Both of your questions hit on the two most significant questions about autonomous vehicles, in my view. The second question is one that I find fascinating because it brings up the question of programming ethics into autonomous vehicles. Do you specifically pick to kill an elderly passenger over a child if one of the passengers has to be killed? In these instances, the computer scientists and engineers are essentially playing God in making such design choices. The interesting thing is that human drivers make these choices all the time; however they are often forgiven for “bad” split-second decisions, such as turning into another car rather than swerving to the side of the road. Fair or not, that same forgiveness most probably won’t translate to the engineering team behind autonomous vehicles because they don’t have to make a split-second decision but rather are spending years making such choices. Thus, in these instances, I can foresee car manufacturers having to take blame and repetitively explain the rationale behind these programming decisions as these unfortunate events occur in the early days of autonomous vehicles.

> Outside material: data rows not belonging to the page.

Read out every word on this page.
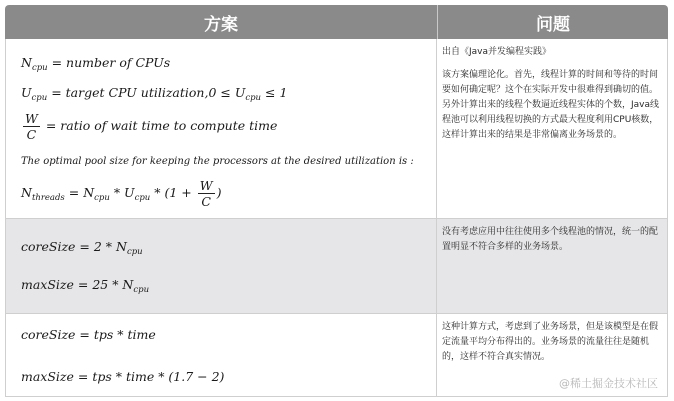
方案	问题
$N_{cpu}$ = number of CPUs
$U_{cpu}$ = target CPU utilization,0 ≤ $U_{cpu} \le 1$
$\frac{W}{C}$ = ratio of wait time to compute time
The optimal pool size for keeping the processors at the desired utilization is :
$N_{threads} = N_{cpu} * U_{cpu} * (1 + \frac{W}{C}$ )

出自《Java并发编程实践》

该方案偏理论化。首先，线程计算的时间和等待的时间要如何确定呢？这个在实际开发中很难得到确切的值。另外计算出来的线程个数逼近线程实体的个数，Java线程池可以利用线程切换的方式最大程度利用CPU核数，这样计算出来的结果是非常偏离业务场景的。

coreSize = $2 * N_{cpu}$
maxSize = $25 * N_{cpu}$

没有考虑应用中往往使用多个线程池的情况，统一的配置明显不符合多样的业务场景。

coreSize = tps * time
maxSize = tps * time * (1.7 − 2)

这种计算方式，考虑到了业务场景，但是该模型是在假定流量平均分布得出的。业务场景的流量往往是随机的，这样不符合真实情况。

@稀土掘金技术社区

I have been interested in how sleepy industries, like agriculture, are adopting machine learning for quite a while now. While it is clear that machine learning can bring great productivity to such industries, I think you hit upon one of the bigger impediments when you explained, “Over the next decade, artificial intelligence startups, equipment manufacturers and agricultural producers will have to collaborate to locate inefficiencies in the farming process…” I am curious to know how agricultural producers capture data and, if they do capture such data, how granular and reliable is it. At the end of the day, the application of expensive technology like ML and robotics comes down to an ROI question, and you can only answer this question by analyzing how expensive of a pain-point is the problem compared to the cost of the solution. I have no doubt AI startups are excited to explore this question, and you show that John Deere is also excited to collaborate; but will agricultural producers be incentivized and excited to put in the time and effort to find such inefficiencies?